Adultes et enfants il y a tant d’intensité, de joie et de conviction dans ce cri, dans vos cris, que je crois à la force et au soulagement que cela procure de pouvoir le dire haut et fort.
La danse continue… « La terre nourrit tout »… est chantée en tournant ensemble dans un joyeux pas de course ou de galop, en prenant soin de bien garder les mains reliées.
Dans la nécessité de tenir compte des autres pour arriver à danser ensemble peut se vivre, au delà des mots, une expérience positive de solidarité, de coopération, de fraternité. De démocratie aussi. Pour que le cercle existe, chacun y a sa place. Les plus forts, plus agiles, plus rapides apprennent à être attentifs aux plus fragiles qui sinon, risquent d’être lâchés, éjecté de la ronde et d’être alors blessés, même involontairement. La danse apprend ainsi à prendre soin à la fois de soi et des autres.

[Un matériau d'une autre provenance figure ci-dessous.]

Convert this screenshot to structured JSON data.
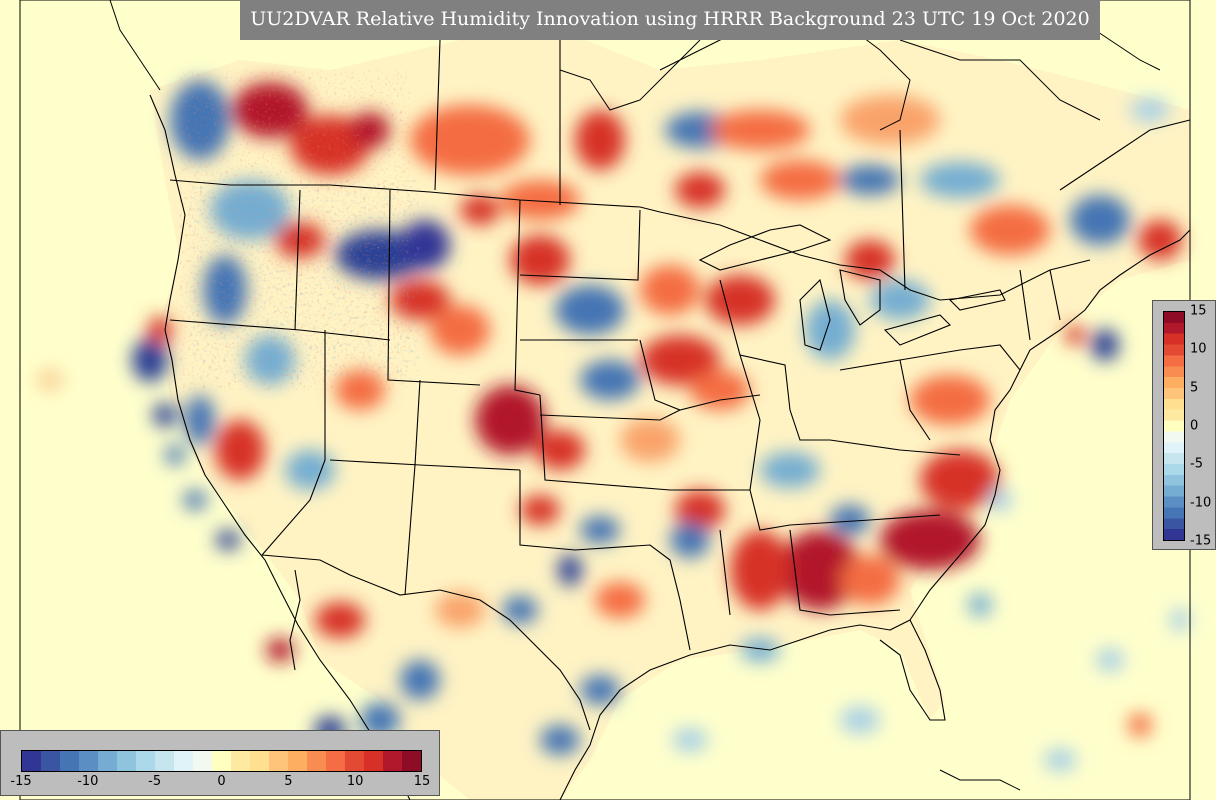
{
  "title": "UU2DVAR Relative Humidity Innovation using HRRR Background 23 UTC 19 Oct 2020",
  "colorbar_vertical": {
    "min": -15,
    "max": 15,
    "ticks": [
      "15",
      "10",
      "5",
      "0",
      "-5",
      "-10",
      "-15"
    ]
  },
  "colorbar_horizontal": {
    "min": -15,
    "max": 15,
    "ticks": [
      "-15",
      "-10",
      "-5",
      "0",
      "5",
      "10",
      "15"
    ]
  },
  "colors": {
    "ocean_background": "#ffffcc",
    "land_neutral": "#fff2c2",
    "positive_strong": "#b2182b",
    "positive_medium": "#e85a3a",
    "positive_light": "#f4a26a",
    "negative_strong": "#2c3f94",
    "negative_medium": "#4c7dbc",
    "negative_light": "#a9d0e6"
  }
}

Pour que cette chanson soit vraie. Pour oser cette danse avec eux, sans leur mentir, il s’agira pour moi d’être particulièrement attentive à mes regards, à mes mots, à mes attentes, à ma façon d’encadrer Martin, Kévin ou Samira si jamais ils font « les fous » pendant la danse… Comment vais-je accueillir leur énergie, leur fatigue, leur imagination débordante ou leurs pieds qui ne tiennent pas en place ? Arriver à transformer le « arrêtez de faire les fous ! » en « comment vais-je intégrer tous ces éléments dans mon programme ? ».
À force de le chanter, de le danser j’ai appris à chercher le sens de leurs mouvements (et de leurs mouvements d’humeur) plutôt qu’à rêver de leur calme et de leur sagesse. J’ai appris à oser « composer » avec chaque classe, à oser prendre en compte ce que les enfants expriment, à oser m’enrichir de l’apport de ces petits « fous », à pouvoir accueillir chaque tempérament d’enfant sans vouloir qu’il soit… ce qu’il n’est pas.